Yesterday, we wrote about the #kanyenewyorkertweets meme that combines Kanye West tweets with New Yorker cartoons. Today, we caught up with Paul Sabourin of the musical comedy group Paul and Storm who started the trend to find out what started the mashup and if they are about to get sued.

CA: So, what inspired this idea?

PS: A couple nights ago, I posted something to Twitter that our friend Josh Cagan thought sounded pretentious, so he posted a random New Yorker cartoon with the text of my tweet as the caption. As it happened, I had recently been reading some of Kanye West's extremely entertaining tweets, and it suddenly struck me that the juxtaposition of Kanye's raw, stream-of-consciousness-style tweets and the measured, aloof style of New Yorker cartoons could be hilarious. I created the hashtag and posted a few cartoons, and Josh followed up with a couple as well. The next morning, Storm posted some more, as did Josh and I; and before we knew it, the hashtag started going viral.CA: Have you heard anything from the New Yorker?

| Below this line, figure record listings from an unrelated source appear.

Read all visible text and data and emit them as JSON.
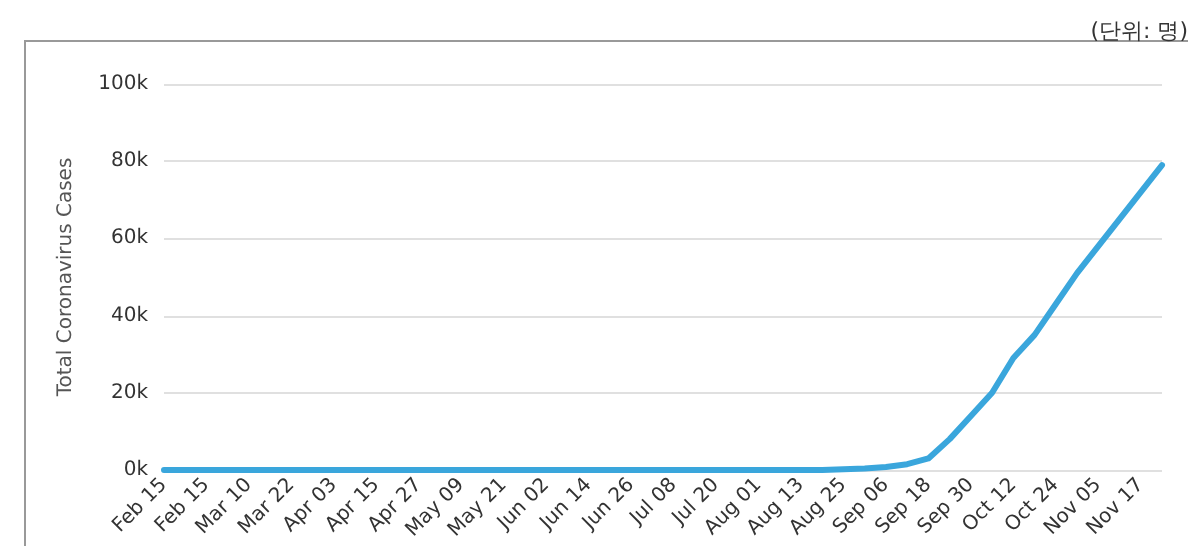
{
  "chart_data": {
    "type": "line",
    "ylabel": "Total Coronavirus Cases",
    "annotations": [
      "(단위: 명)"
    ],
    "categories": [
      "Feb 15",
      null,
      "Feb 15",
      null,
      "Mar 10",
      null,
      "Mar 22",
      null,
      "Apr 03",
      null,
      "Apr 15",
      null,
      "Apr 27",
      null,
      "May 09",
      null,
      "May 21",
      null,
      "Jun 02",
      null,
      "Jun 14",
      null,
      "Jun 26",
      null,
      "Jul 08",
      null,
      "Jul 20",
      null,
      "Aug 01",
      null,
      "Aug 13",
      null,
      "Aug 25",
      null,
      "Sep 06",
      null,
      "Sep 18",
      null,
      "Sep 30",
      null,
      "Oct 12",
      null,
      "Oct 24",
      null,
      "Nov 05",
      null,
      "Nov 17",
      null
    ],
    "series": [
      {
        "color": "#3aa6dc",
        "values": [
          0,
          0,
          0,
          0,
          0,
          0,
          0,
          0,
          0,
          0,
          0,
          0,
          0,
          0,
          0,
          0,
          0,
          0,
          0,
          0,
          0,
          0,
          0,
          0,
          0,
          0,
          0,
          0,
          0,
          0,
          0,
          0,
          200,
          400,
          800,
          1500,
          3000,
          8000,
          14000,
          20000,
          29000,
          35000,
          43000,
          51000,
          58000,
          65000,
          72000,
          79000
        ]
      }
    ],
    "ylim": [
      0,
      100000
    ],
    "yticks": [
      {
        "value": 0,
        "label": "0k"
      },
      {
        "value": 20000,
        "label": "20k"
      },
      {
        "value": 40000,
        "label": "40k"
      },
      {
        "value": 60000,
        "label": "60k"
      },
      {
        "value": 80000,
        "label": "80k"
      },
      {
        "value": 100000,
        "label": "100k"
      }
    ],
    "grid": "y",
    "marker": "none",
    "line_style": "solid"
  }
}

PS: They actually tweeted about it and posted it in their blog. And of course, in the craziest turn of them all of this whole thing, Kanye himself seems to approve:

PS: In fact, the Huffington Post just put up a *very* interesting article regarding how this whole thing pertains to copyright (since, at its heart, this idea is just taking artwork from one person and plugging in text composed by another person).



CA: What do you think of all the attention?

PS: To the extent that it's gotten our name out to some people who've never heard of us before and associated us with something funny, it's great. We experienced a similar event just a few days ago, when the #wookieeleaks/#wookieleaks hashtag started by Storm went viral as well. But we try not to get *too* caught up in the whole thing, since it's such an ephemeral phenomenon; a week or two from now, most folks will be hard-pressed to even remember it.

Still, it's certainly nice to be able to legitimately claim that we've been "published in the New Yorker" now.